Among the new offerings unveiled at HPE Discover are the HPE Compute XD690, which features up to eight Nvidia Blackwell Ultra GPUs and new HPE ProLiant Gen 12 servers with Blackwell.
Hewlett Packard Enterprise is stepping up its Nvidia AI Factory-powered march with new offerings, including the launch of new HPE servers with Nvidia RTX Pro 6000 Blackwell GPUs.
Among the new offerings unleashed this week at the HPE Discover conference are the HPE Compute XD690, which features up to eight Nvidia Blackwell Ultra GPUs and new HPE ProLiant Gen 12 servers with Blackwell.
John Lonergan, vice president of business development for global strategic partners for Nvidia, told HPE partners at the HPE Partner Growth Summit that the new RTX Pro 6000 Blackwell platform is primed to play a leading position in bringing AI into the enterprise. “We have a tremendous amount of focus on that platform for the enterprise,” he said.
Erik Krucker, CTO of Ramsey, N.J.-based Comport Consulting, No. 231 on the 2025 CRN Solution Provider 500, said the new RTX 6000 Blackwell provides HPE with an impressive offering to bring to market to drive AI adoption. “RTX is a good product,” he said. “It is a Swiss army knife of GPUs. It covers a lot of different territory.”
Besides the Blackwell support, HPE said that the HPE OpsRamp AI operations platform is now a “validated observability and monitoring solution for any Nvidia enterprise AI Factory offering.

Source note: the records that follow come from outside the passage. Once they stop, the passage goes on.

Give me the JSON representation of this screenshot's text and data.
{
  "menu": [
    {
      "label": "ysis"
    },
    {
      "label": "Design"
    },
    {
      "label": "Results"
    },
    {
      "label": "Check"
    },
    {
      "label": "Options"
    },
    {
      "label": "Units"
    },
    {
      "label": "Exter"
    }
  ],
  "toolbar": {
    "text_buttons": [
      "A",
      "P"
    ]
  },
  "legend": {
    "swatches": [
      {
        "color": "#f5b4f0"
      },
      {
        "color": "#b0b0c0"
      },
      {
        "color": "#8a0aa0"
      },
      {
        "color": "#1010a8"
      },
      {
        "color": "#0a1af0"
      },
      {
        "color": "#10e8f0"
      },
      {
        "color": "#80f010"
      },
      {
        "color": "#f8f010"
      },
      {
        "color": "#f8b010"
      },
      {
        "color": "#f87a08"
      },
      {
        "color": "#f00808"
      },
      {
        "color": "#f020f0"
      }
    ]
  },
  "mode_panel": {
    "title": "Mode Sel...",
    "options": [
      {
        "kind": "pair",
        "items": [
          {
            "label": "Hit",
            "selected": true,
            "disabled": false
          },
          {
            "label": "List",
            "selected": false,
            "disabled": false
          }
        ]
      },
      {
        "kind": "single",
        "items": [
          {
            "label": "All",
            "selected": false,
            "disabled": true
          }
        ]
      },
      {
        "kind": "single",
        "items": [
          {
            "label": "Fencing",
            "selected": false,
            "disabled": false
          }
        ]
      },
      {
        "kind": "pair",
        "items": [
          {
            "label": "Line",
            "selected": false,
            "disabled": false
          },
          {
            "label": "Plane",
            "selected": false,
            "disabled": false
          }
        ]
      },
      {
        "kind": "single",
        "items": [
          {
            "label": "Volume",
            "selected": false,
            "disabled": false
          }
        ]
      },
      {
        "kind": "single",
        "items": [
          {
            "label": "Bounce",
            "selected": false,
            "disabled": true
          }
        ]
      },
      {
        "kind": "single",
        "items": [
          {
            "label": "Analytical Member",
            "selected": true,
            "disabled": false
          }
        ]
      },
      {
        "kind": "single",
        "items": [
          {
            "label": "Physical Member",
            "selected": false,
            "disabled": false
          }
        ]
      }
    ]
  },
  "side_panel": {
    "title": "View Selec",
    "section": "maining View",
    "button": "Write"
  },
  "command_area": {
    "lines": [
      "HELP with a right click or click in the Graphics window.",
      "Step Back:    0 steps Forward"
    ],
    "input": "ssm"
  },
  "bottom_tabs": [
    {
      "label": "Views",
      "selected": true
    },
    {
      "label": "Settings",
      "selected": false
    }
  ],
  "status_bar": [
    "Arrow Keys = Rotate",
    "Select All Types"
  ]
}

“What makes the validation significant is the depth of visibility that OpsRamp delivers,” said HPE Senior Vice President and General Manager of Private Cloud and Flex Solutions Cheri Williams. “It provides full-stack observability from AI workloads all the way down to multi-vendor third-party infrastructure components within the Nvidia AI Factory ecosystem. That means deeper insight, better performance across the entire AI stack. With HPE OpsRamp validated for the Nvidia AI Factory, you can observe AI using AI.”
Williams said HPE’s Nvidia AI Factory portfolio now includes a turnkey ready-to-deploy appliance for enterprises along with customized configurations for AI at scale supporting AI model building and training. “All of these solutions are designed to enable sovereign use cases and service providers as well,” she said. “Each solution is designed to simplify AI adoption by integrating infrastructure, software and a unified control plane and services into a single cohesive offering.”
Williams said HPE’s CloudOps Software Suite—which brings together OpsRamp, HPE Morpheus Enterprise Software and HPE Zerto Software—is a big differentiator for HPE.
“The orchestration and management capabilities of Morpheus coupled with the observability and monitoring capabilities of OpsRamp and data protection capabilities of Zerto ensure enterprises are able to manage, orchestrate, observe and protect their AI ecosystems and workloads,” she said. “HPE is the only vendor in the industry that can offer this full complement of AI factory solutions from enterprise-ready turnkey appliance to fully customizable AI factory deployments at scale powered by a comprehensive software suite that enables customers to readily integrate AI factories into their evolving ecosystem.”
Nvidia’s Lonergan said HPE and Nvidia have come a long way over the last year to help drive enterprise AI market momentum. He said the joint curriculum and enablement program that the two companies brought to market has been adopted by partners “faster” than he anticipated with 3,000 individuals from 1,000 partner companies taking 10,000 courses.
“I think at the highest level our partnership has gone from strength to strength,” he said. “Our partnership is obviously very strong at all layers of our company from the executive level through the field through the engineering organizations. We co-engineered solutions together such as Private Cloud AI, and obviously that work continues. At the engineering level, it has been super.”
Longergan said partners have brought the Nvidia AI solutions not just into traditional industries it expected like financial services, health care and manufacturing but also in vertical markets where the channel is strong including real estate, legal, insurance and with as-a-service offerings. “I think you have gone broader than anticipated, which is really good,” Longergan told partners.